Beverly Cole, the NAACP's national education director, agrees with Sizemore that there is still a lack of commitment to the nation's poor and black students.
"The literature is there; the research is there. We know that students of low-income and single-parent homes can overcome all these negatives . . . but there is a tendency to place blame and make excuses."
Cole said some schools are not striving to ensure that teachers expect the same high performance from a student wearing cornrows and tattered clothes as a blond student in a Laura Ashley outfit; instead, she said, they are just raising standards.
"Unless you give children the support system, you are just putting up more hurdles to stop them," she said.
The isolation of effective school techniques, researchers say, occurred in the 1970s, when many administrators and teachers began rejecting the widely held belief that students, and particulary black students born into poverty, could not perform as well as middle-class white students.
"As long as we were saying that schools didn't make a difference," said Finn, "the difference between [high-and low-achieving] schools didn't matter."

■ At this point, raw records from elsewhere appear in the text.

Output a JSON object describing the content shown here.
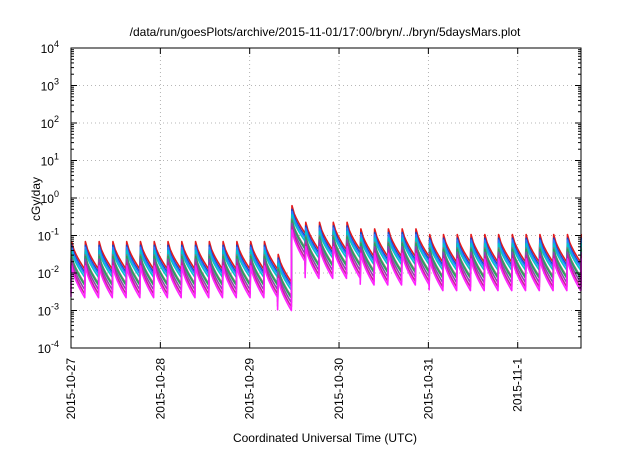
{
  "chart_data": {
    "type": "line",
    "title": "/data/run/goesPlots/archive/2015-11-01/17:00/bryn/../bryn/5daysMars.plot",
    "xlabel": "Coordinated Universal Time (UTC)",
    "ylabel": "cGy/day",
    "yscale": "log",
    "ylim": [
      0.0001,
      10000
    ],
    "xlim": [
      "2015-10-27T00:00",
      "2015-11-01T17:00"
    ],
    "y_ticks": [
      {
        "base": "10",
        "exp": "-4"
      },
      {
        "base": "10",
        "exp": "-3"
      },
      {
        "base": "10",
        "exp": "-2"
      },
      {
        "base": "10",
        "exp": "-1"
      },
      {
        "base": "10",
        "exp": "0"
      },
      {
        "base": "10",
        "exp": "1"
      },
      {
        "base": "10",
        "exp": "2"
      },
      {
        "base": "10",
        "exp": "3"
      },
      {
        "base": "10",
        "exp": "4"
      }
    ],
    "x_ticks": [
      {
        "label": "2015-10-27",
        "date": "2015-10-27T00:00"
      },
      {
        "label": "2015-10-28",
        "date": "2015-10-28T00:00"
      },
      {
        "label": "2015-10-29",
        "date": "2015-10-29T00:00"
      },
      {
        "label": "2015-10-30",
        "date": "2015-10-30T00:00"
      },
      {
        "label": "2015-10-31",
        "date": "2015-10-31T00:00"
      },
      {
        "label": "2015-11-1",
        "date": "2015-11-01T00:00"
      }
    ],
    "grid": true,
    "legend": "none",
    "sawtooth_period_hours": 3.7,
    "segments": [
      {
        "start": "2015-10-27T00:00",
        "end": "2015-10-29T05:00",
        "peak": 0.055
      },
      {
        "start": "2015-10-29T05:00",
        "end": "2015-10-29T08:00",
        "peak": 0.025
      },
      {
        "start": "2015-10-29T08:00",
        "end": "2015-10-29T14:00",
        "peak": 0.5
      },
      {
        "start": "2015-10-29T14:00",
        "end": "2015-10-30T04:00",
        "peak": 0.18
      },
      {
        "start": "2015-10-30T04:00",
        "end": "2015-10-30T22:00",
        "peak": 0.12
      },
      {
        "start": "2015-10-30T22:00",
        "end": "2015-11-01T17:00",
        "peak": 0.085
      }
    ],
    "series": [
      {
        "color": "#e41a1c",
        "peak_factor": 1.25,
        "trough_factor": 0.23
      },
      {
        "color": "#1f3fbf",
        "peak_factor": 1.0,
        "trough_factor": 0.19
      },
      {
        "color": "#2a7fff",
        "peak_factor": 0.88,
        "trough_factor": 0.17
      },
      {
        "color": "#00c8c8",
        "peak_factor": 0.72,
        "trough_factor": 0.14
      },
      {
        "color": "#7a7a7a",
        "peak_factor": 0.55,
        "trough_factor": 0.095
      },
      {
        "color": "#26a65b",
        "peak_factor": 0.5,
        "trough_factor": 0.085
      },
      {
        "color": "#8e44ad",
        "peak_factor": 0.42,
        "trough_factor": 0.065
      },
      {
        "color": "#c81e9e",
        "peak_factor": 0.34,
        "trough_factor": 0.05
      },
      {
        "color": "#ff22ff",
        "peak_factor": 0.28,
        "trough_factor": 0.04
      }
    ]
  }
}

But with the 1979 publication of a British study called "Fifteen Thousand Hours," referring to the average number of hours a child spends in 12 years of schooling, the specific differences between schools became a documented matter of vital importance.
The British researchers isolated recurring features in inner-city schools where low-income students performed as well as public school students in other areas.

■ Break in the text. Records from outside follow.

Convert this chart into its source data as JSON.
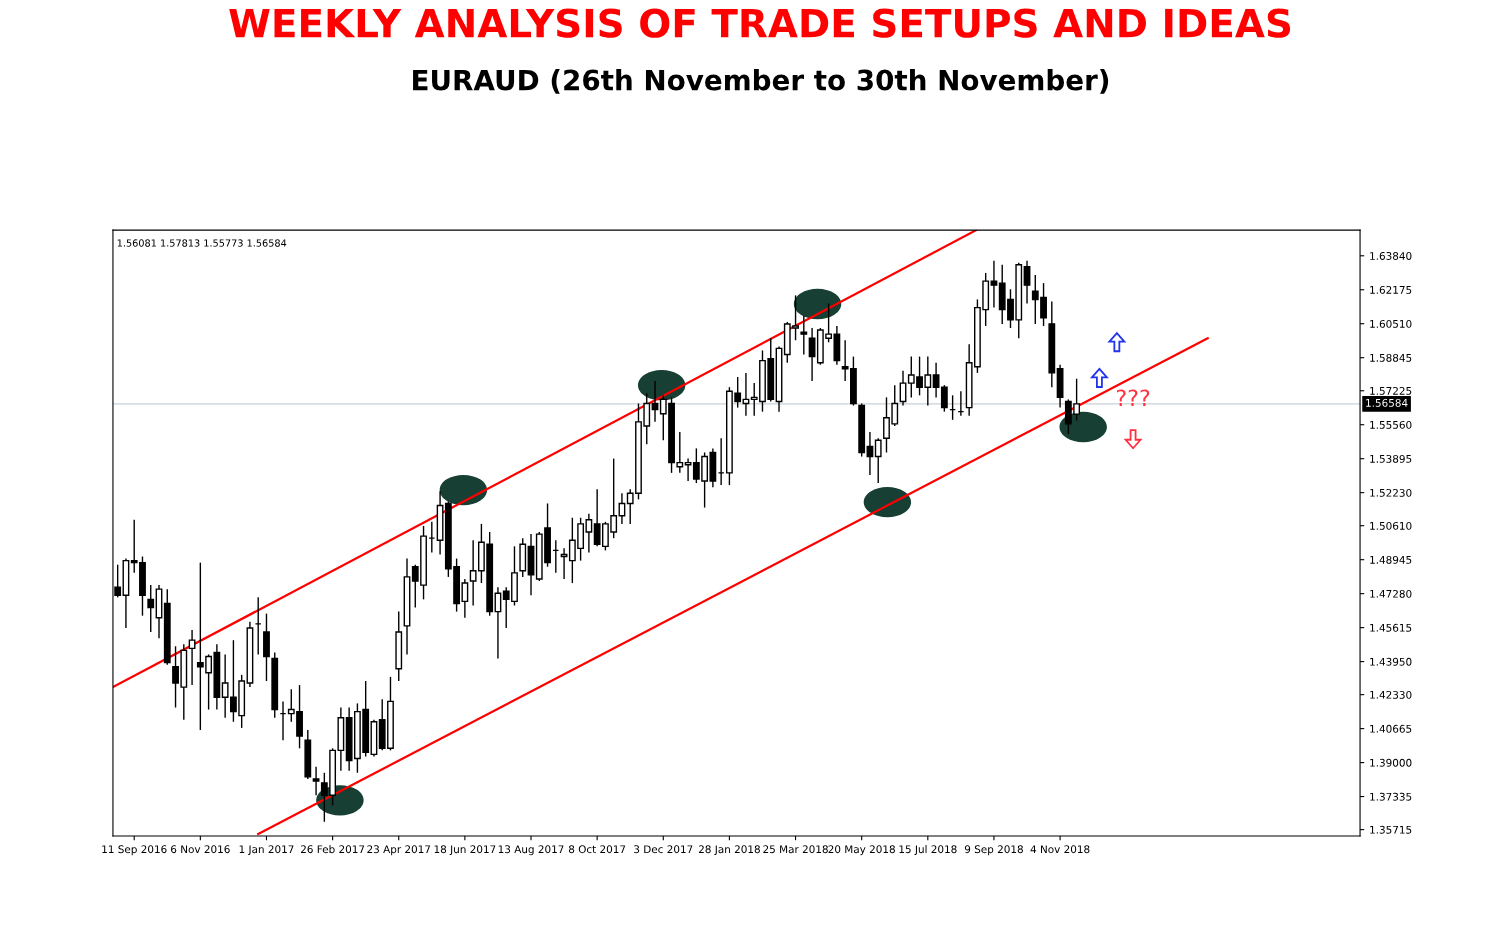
{
  "chart_data": {
    "type": "candlestick",
    "title": "WEEKLY ANALYSIS OF TRADE SETUPS AND IDEAS",
    "subtitle": "EURAUD (26th November to 30th November)",
    "annotations": [
      "1.56081 1.57813 1.55773 1.56584",
      "???"
    ],
    "color": "#000000",
    "x": [
      "2016-08-28",
      "2016-09-04",
      "2016-09-11",
      "2016-09-18",
      "2016-09-25",
      "2016-10-02",
      "2016-10-09",
      "2016-10-16",
      "2016-10-23",
      "2016-10-30",
      "2016-11-06",
      "2016-11-13",
      "2016-11-20",
      "2016-11-27",
      "2016-12-04",
      "2016-12-11",
      "2016-12-18",
      "2016-12-25",
      "2017-01-01",
      "2017-01-08",
      "2017-01-15",
      "2017-01-22",
      "2017-01-29",
      "2017-02-05",
      "2017-02-12",
      "2017-02-19",
      "2017-02-26",
      "2017-03-05",
      "2017-03-12",
      "2017-03-19",
      "2017-03-26",
      "2017-04-02",
      "2017-04-09",
      "2017-04-16",
      "2017-04-23",
      "2017-04-30",
      "2017-05-07",
      "2017-05-14",
      "2017-05-21",
      "2017-05-28",
      "2017-06-04",
      "2017-06-11",
      "2017-06-18",
      "2017-06-25",
      "2017-07-02",
      "2017-07-09",
      "2017-07-16",
      "2017-07-23",
      "2017-07-30",
      "2017-08-06",
      "2017-08-13",
      "2017-08-20",
      "2017-08-27",
      "2017-09-03",
      "2017-09-10",
      "2017-09-17",
      "2017-09-24",
      "2017-10-01",
      "2017-10-08",
      "2017-10-15",
      "2017-10-22",
      "2017-10-29",
      "2017-11-05",
      "2017-11-12",
      "2017-11-19",
      "2017-11-26",
      "2017-12-03",
      "2017-12-10",
      "2017-12-17",
      "2017-12-24",
      "2017-12-31",
      "2018-01-07",
      "2018-01-14",
      "2018-01-21",
      "2018-01-28",
      "2018-02-04",
      "2018-02-11",
      "2018-02-18",
      "2018-02-25",
      "2018-03-04",
      "2018-03-11",
      "2018-03-18",
      "2018-03-25",
      "2018-04-01",
      "2018-04-08",
      "2018-04-15",
      "2018-04-22",
      "2018-04-29",
      "2018-05-06",
      "2018-05-13",
      "2018-05-20",
      "2018-05-27",
      "2018-06-03",
      "2018-06-10",
      "2018-06-17",
      "2018-06-24",
      "2018-07-01",
      "2018-07-08",
      "2018-07-15",
      "2018-07-22",
      "2018-07-29",
      "2018-08-05",
      "2018-08-12",
      "2018-08-19",
      "2018-08-26",
      "2018-09-02",
      "2018-09-09",
      "2018-09-16",
      "2018-09-23",
      "2018-09-30",
      "2018-10-07",
      "2018-10-14",
      "2018-10-21",
      "2018-10-28",
      "2018-11-04",
      "2018-11-11",
      "2018-11-18"
    ],
    "ohlc": [
      [
        1.476,
        1.487,
        1.471,
        1.472
      ],
      [
        1.472,
        1.49,
        1.456,
        1.489
      ],
      [
        1.489,
        1.509,
        1.483,
        1.488
      ],
      [
        1.488,
        1.491,
        1.462,
        1.472
      ],
      [
        1.47,
        1.477,
        1.454,
        1.466
      ],
      [
        1.461,
        1.477,
        1.451,
        1.475
      ],
      [
        1.468,
        1.475,
        1.438,
        1.439
      ],
      [
        1.437,
        1.447,
        1.417,
        1.429
      ],
      [
        1.427,
        1.448,
        1.411,
        1.445
      ],
      [
        1.446,
        1.455,
        1.428,
        1.45
      ],
      [
        1.439,
        1.488,
        1.406,
        1.437
      ],
      [
        1.434,
        1.443,
        1.416,
        1.442
      ],
      [
        1.444,
        1.448,
        1.416,
        1.422
      ],
      [
        1.422,
        1.443,
        1.412,
        1.429
      ],
      [
        1.422,
        1.45,
        1.41,
        1.415
      ],
      [
        1.413,
        1.433,
        1.407,
        1.43
      ],
      [
        1.429,
        1.459,
        1.427,
        1.456
      ],
      [
        1.458,
        1.471,
        1.443,
        1.458
      ],
      [
        1.454,
        1.463,
        1.43,
        1.442
      ],
      [
        1.441,
        1.444,
        1.412,
        1.416
      ],
      [
        1.414,
        1.42,
        1.401,
        1.414
      ],
      [
        1.414,
        1.426,
        1.41,
        1.416
      ],
      [
        1.415,
        1.428,
        1.397,
        1.403
      ],
      [
        1.401,
        1.406,
        1.382,
        1.383
      ],
      [
        1.382,
        1.388,
        1.374,
        1.381
      ],
      [
        1.38,
        1.385,
        1.361,
        1.374
      ],
      [
        1.374,
        1.397,
        1.369,
        1.396
      ],
      [
        1.396,
        1.417,
        1.386,
        1.412
      ],
      [
        1.412,
        1.417,
        1.386,
        1.391
      ],
      [
        1.392,
        1.419,
        1.385,
        1.415
      ],
      [
        1.416,
        1.43,
        1.393,
        1.395
      ],
      [
        1.394,
        1.411,
        1.393,
        1.41
      ],
      [
        1.411,
        1.421,
        1.396,
        1.397
      ],
      [
        1.397,
        1.432,
        1.396,
        1.42
      ],
      [
        1.436,
        1.464,
        1.43,
        1.454
      ],
      [
        1.457,
        1.49,
        1.443,
        1.481
      ],
      [
        1.486,
        1.487,
        1.466,
        1.479
      ],
      [
        1.477,
        1.506,
        1.47,
        1.501
      ],
      [
        1.5,
        1.508,
        1.493,
        1.5
      ],
      [
        1.499,
        1.523,
        1.492,
        1.516
      ],
      [
        1.517,
        1.518,
        1.481,
        1.485
      ],
      [
        1.486,
        1.49,
        1.464,
        1.468
      ],
      [
        1.469,
        1.48,
        1.461,
        1.478
      ],
      [
        1.479,
        1.499,
        1.467,
        1.484
      ],
      [
        1.484,
        1.507,
        1.478,
        1.498
      ],
      [
        1.497,
        1.503,
        1.462,
        1.464
      ],
      [
        1.464,
        1.476,
        1.441,
        1.473
      ],
      [
        1.474,
        1.476,
        1.456,
        1.47
      ],
      [
        1.469,
        1.496,
        1.467,
        1.483
      ],
      [
        1.484,
        1.5,
        1.481,
        1.497
      ],
      [
        1.496,
        1.502,
        1.472,
        1.482
      ],
      [
        1.48,
        1.503,
        1.479,
        1.502
      ],
      [
        1.505,
        1.517,
        1.486,
        1.488
      ],
      [
        1.494,
        1.499,
        1.483,
        1.494
      ],
      [
        1.491,
        1.495,
        1.48,
        1.492
      ],
      [
        1.489,
        1.51,
        1.478,
        1.499
      ],
      [
        1.495,
        1.51,
        1.489,
        1.507
      ],
      [
        1.503,
        1.512,
        1.493,
        1.509
      ],
      [
        1.507,
        1.524,
        1.496,
        1.497
      ],
      [
        1.496,
        1.508,
        1.494,
        1.507
      ],
      [
        1.503,
        1.539,
        1.5,
        1.511
      ],
      [
        1.511,
        1.522,
        1.507,
        1.517
      ],
      [
        1.517,
        1.524,
        1.507,
        1.522
      ],
      [
        1.522,
        1.566,
        1.519,
        1.557
      ],
      [
        1.555,
        1.571,
        1.546,
        1.566
      ],
      [
        1.566,
        1.577,
        1.557,
        1.563
      ],
      [
        1.561,
        1.57,
        1.548,
        1.568
      ],
      [
        1.566,
        1.569,
        1.532,
        1.537
      ],
      [
        1.535,
        1.552,
        1.532,
        1.537
      ],
      [
        1.536,
        1.539,
        1.528,
        1.537
      ],
      [
        1.537,
        1.544,
        1.527,
        1.529
      ],
      [
        1.528,
        1.542,
        1.515,
        1.54
      ],
      [
        1.542,
        1.544,
        1.525,
        1.528
      ],
      [
        1.532,
        1.549,
        1.526,
        1.532
      ],
      [
        1.532,
        1.574,
        1.526,
        1.572
      ],
      [
        1.571,
        1.579,
        1.564,
        1.567
      ],
      [
        1.566,
        1.581,
        1.56,
        1.568
      ],
      [
        1.568,
        1.576,
        1.56,
        1.569
      ],
      [
        1.567,
        1.592,
        1.562,
        1.587
      ],
      [
        1.588,
        1.598,
        1.567,
        1.568
      ],
      [
        1.567,
        1.594,
        1.562,
        1.593
      ],
      [
        1.59,
        1.606,
        1.586,
        1.605
      ],
      [
        1.603,
        1.619,
        1.597,
        1.604
      ],
      [
        1.601,
        1.609,
        1.59,
        1.6
      ],
      [
        1.598,
        1.603,
        1.577,
        1.589
      ],
      [
        1.586,
        1.603,
        1.585,
        1.602
      ],
      [
        1.598,
        1.615,
        1.596,
        1.6
      ],
      [
        1.6,
        1.604,
        1.585,
        1.587
      ],
      [
        1.584,
        1.597,
        1.577,
        1.583
      ],
      [
        1.583,
        1.589,
        1.565,
        1.566
      ],
      [
        1.565,
        1.566,
        1.54,
        1.542
      ],
      [
        1.545,
        1.552,
        1.531,
        1.54
      ],
      [
        1.54,
        1.549,
        1.527,
        1.548
      ],
      [
        1.549,
        1.569,
        1.542,
        1.559
      ],
      [
        1.556,
        1.575,
        1.555,
        1.566
      ],
      [
        1.567,
        1.582,
        1.565,
        1.576
      ],
      [
        1.576,
        1.589,
        1.569,
        1.58
      ],
      [
        1.579,
        1.589,
        1.57,
        1.574
      ],
      [
        1.574,
        1.589,
        1.565,
        1.58
      ],
      [
        1.58,
        1.586,
        1.569,
        1.574
      ],
      [
        1.574,
        1.575,
        1.562,
        1.564
      ],
      [
        1.563,
        1.57,
        1.558,
        1.563
      ],
      [
        1.562,
        1.572,
        1.56,
        1.562
      ],
      [
        1.564,
        1.595,
        1.56,
        1.586
      ],
      [
        1.584,
        1.617,
        1.581,
        1.613
      ],
      [
        1.612,
        1.63,
        1.604,
        1.626
      ],
      [
        1.626,
        1.636,
        1.613,
        1.624
      ],
      [
        1.625,
        1.634,
        1.605,
        1.612
      ],
      [
        1.617,
        1.622,
        1.603,
        1.607
      ],
      [
        1.607,
        1.635,
        1.598,
        1.634
      ],
      [
        1.633,
        1.636,
        1.615,
        1.624
      ],
      [
        1.621,
        1.629,
        1.605,
        1.617
      ],
      [
        1.618,
        1.625,
        1.604,
        1.608
      ],
      [
        1.605,
        1.616,
        1.574,
        1.581
      ],
      [
        1.583,
        1.585,
        1.564,
        1.569
      ],
      [
        1.567,
        1.568,
        1.551,
        1.556
      ],
      [
        1.56081,
        1.57813,
        1.55773,
        1.56584
      ]
    ],
    "series": [
      {
        "type": "line",
        "color": "#ff0000",
        "x": [
          "2016-08-24",
          "2018-08-25"
        ],
        "values": [
          1.427,
          1.651
        ]
      },
      {
        "type": "line",
        "color": "#ff0000",
        "x": [
          "2016-12-25",
          "2019-03-09"
        ],
        "values": [
          1.355,
          1.598
        ]
      }
    ],
    "ref_lines": [
      {
        "axis": "y",
        "value": 1.56584,
        "label": "1.56584",
        "color": "#c8d0d4"
      }
    ],
    "xlim": [
      "2016-08-24",
      "2019-07-16"
    ],
    "xticks": [
      {
        "value": "2016-09-11",
        "label": "11 Sep 2016"
      },
      {
        "value": "2016-11-06",
        "label": "6 Nov 2016"
      },
      {
        "value": "2017-01-01",
        "label": "1 Jan 2017"
      },
      {
        "value": "2017-02-26",
        "label": "26 Feb 2017"
      },
      {
        "value": "2017-04-23",
        "label": "23 Apr 2017"
      },
      {
        "value": "2017-06-18",
        "label": "18 Jun 2017"
      },
      {
        "value": "2017-08-13",
        "label": "13 Aug 2017"
      },
      {
        "value": "2017-10-08",
        "label": "8 Oct 2017"
      },
      {
        "value": "2017-12-03",
        "label": "3 Dec 2017"
      },
      {
        "value": "2018-01-28",
        "label": "28 Jan 2018"
      },
      {
        "value": "2018-03-25",
        "label": "25 Mar 2018"
      },
      {
        "value": "2018-05-20",
        "label": "20 May 2018"
      },
      {
        "value": "2018-07-15",
        "label": "15 Jul 2018"
      },
      {
        "value": "2018-09-09",
        "label": "9 Sep 2018"
      },
      {
        "value": "2018-11-04",
        "label": "4 Nov 2018"
      }
    ],
    "ylim": [
      1.354,
      1.651
    ],
    "yticks": [
      {
        "value": 1.6384,
        "label": "1.63840"
      },
      {
        "value": 1.62175,
        "label": "1.62175"
      },
      {
        "value": 1.6051,
        "label": "1.60510"
      },
      {
        "value": 1.58845,
        "label": "1.58845"
      },
      {
        "value": 1.57225,
        "label": "1.57225"
      },
      {
        "value": 1.5556,
        "label": "1.55560"
      },
      {
        "value": 1.53895,
        "label": "1.53895"
      },
      {
        "value": 1.5223,
        "label": "1.52230"
      },
      {
        "value": 1.5061,
        "label": "1.50610"
      },
      {
        "value": 1.48945,
        "label": "1.48945"
      },
      {
        "value": 1.4728,
        "label": "1.47280"
      },
      {
        "value": 1.45615,
        "label": "1.45615"
      },
      {
        "value": 1.4395,
        "label": "1.43950"
      },
      {
        "value": 1.4233,
        "label": "1.42330"
      },
      {
        "value": 1.40665,
        "label": "1.40665"
      },
      {
        "value": 1.39,
        "label": "1.39000"
      },
      {
        "value": 1.37335,
        "label": "1.37335"
      },
      {
        "value": 1.35715,
        "label": "1.35715"
      }
    ],
    "grid": false
  }
}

These same features -- an incentive-and-reward system, high student expectations, active parental involvement, constructive and consistent teacher attitudes and actions, to name a few -- have since been detailed by numerous American researchers.
Citing studies that show declining black college enrollment, Cole of the NAACP said it is more important than ever to take a hard look at the process that makes inner-city schools successful ones.

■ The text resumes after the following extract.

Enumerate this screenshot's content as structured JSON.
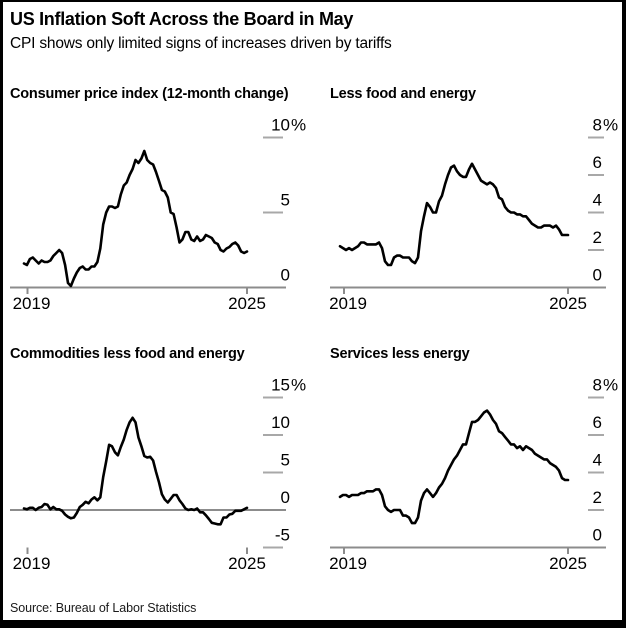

Alexandria School Superintendent Robert W. Peebles, speaking of effective schools, said, "It's exciting because it says, regardless of the kid's background, schools can make a difference."
Alexandria schools are forming their own strategy to execute effective schools criteria. In the District, the effective schools literature has been discussed, but no formal plan has been established. Montgomery and Fairfax counties also have praised the methods, incorporating parts of the program.
"All I know is that Mykia loves school now and is getting As and Bs instead of Cs and Ds," said Patricia A. Dobbin, whose daughter attends fifth grade at Forest Hill Parkway. "She's learning instead of memorizing; she's not cutting class; she has less time to be disobedient."